The Telecom Regulatory Authority of India (Trai) is expected to shortly come out with its recommendations on redefining the minimum broadband speed to 2 mbps from the current level of 512 kbps.
The department of telecommunications (DoT) had in July 2014 notified the minimum broadband speed by changing the new definition of broadband, by raising the broadband speed to 512 kbps from the earlier 256 kbps. Initially in July 2009, Trai had recommended that DoT should make it mandatory for broadband speed to be 2 mbps.
Sources said Trai is also giving final touches to its recommendations on right of way (RoW) for telecom service providers which will help in laying the optic fibre for wireline services like broadband and FTTH services connecting every home with the optic fibre network, which would eventually minimise reliance on deficient spectrum, largely used for mobile services.
“The penetration of optical fibre in last-mile connectivity —that is the consumer — is very poor and so we are largely dependent on wireless services.

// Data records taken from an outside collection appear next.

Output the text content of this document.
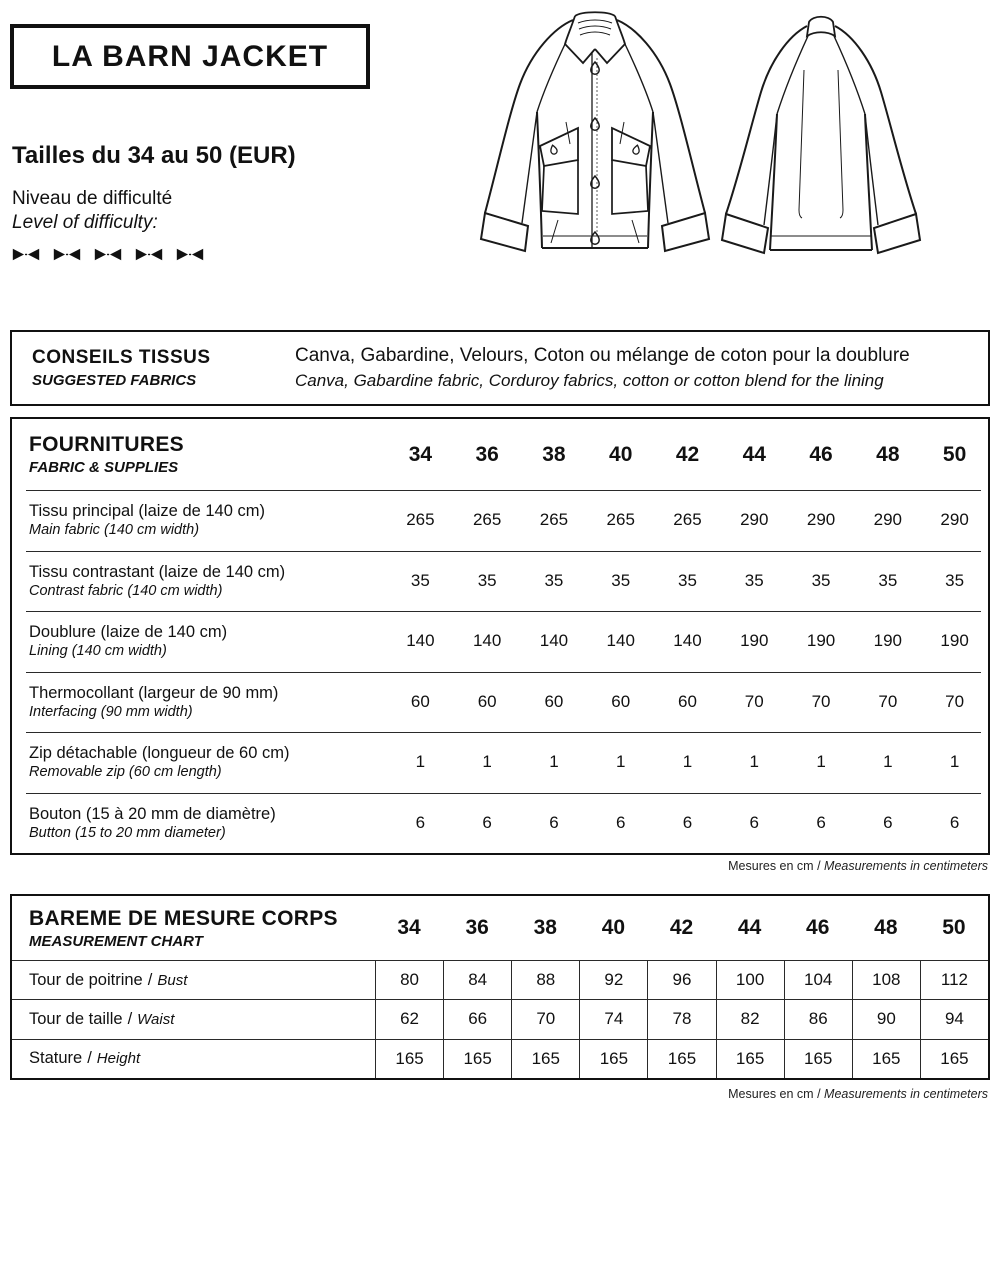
LA BARN JACKET
Tailles du 34 au 50 (EUR)
Niveau de difficulté
Level of difficulty:
CONSEILS TISSUS
SUGGESTED FABRICS
Canva, Gabardine, Velours, Coton ou mélange de coton pour la doublure
Canva, Gabardine fabric, Corduroy fabrics, cotton or cotton blend for the lining
FOURNITURES
FABRIC & SUPPLIES
34	36	38	40	42	44	46	48	50
Tissu principal (laize de 140 cm)
Main fabric (140 cm width)
265	265	265	265	265	290	290	290	290
Tissu contrastant (laize de 140 cm)
Contrast fabric (140 cm width)
35	35	35	35	35	35	35	35	35
Doublure (laize de 140 cm)
Lining (140 cm width)
140	140	140	140	140	190	190	190	190
Thermocollant (largeur de 90 mm)
Interfacing (90 mm width)
60	60	60	60	60	70	70	70	70
Zip détachable (longueur de 60 cm)
Removable zip (60 cm length)
1	1	1	1	1	1	1	1	1
Bouton (15 à 20 mm de diamètre)
Button (15 to 20 mm diameter)
6	6	6	6	6	6	6	6	6
Mesures en cm / Measurements in centimeters
BAREME DE MESURE CORPS
MEASUREMENT CHART
34	36	38	40	42	44	46	48	50
Tour de poitrine / Bust	80	84	88	92	96	100	104	108	112
Tour de taille / Waist	62	66	70	74	78	82	86	90	94
Stature / Height	165	165	165	165	165	165	165	165	165
Mesures en cm / Measurements in centimeters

We want the central government to work out norms where RoW is offered at a reasonable cost to telecom companies and state governments and civic bodies do not create hurdles in developing the optic fibre network,” the official explained.
India has one of the lowest networks of optic fibre when compared to China or even Brazil. Trai feels that the NoFN (National Optical Fibre Network) project that will link 2.5 lakh villages with broadband services and create an additional 10 lakh km of additional optic fibre network will still be too little for a huge country like India, with a 125-crore population, to offer quality telecom services.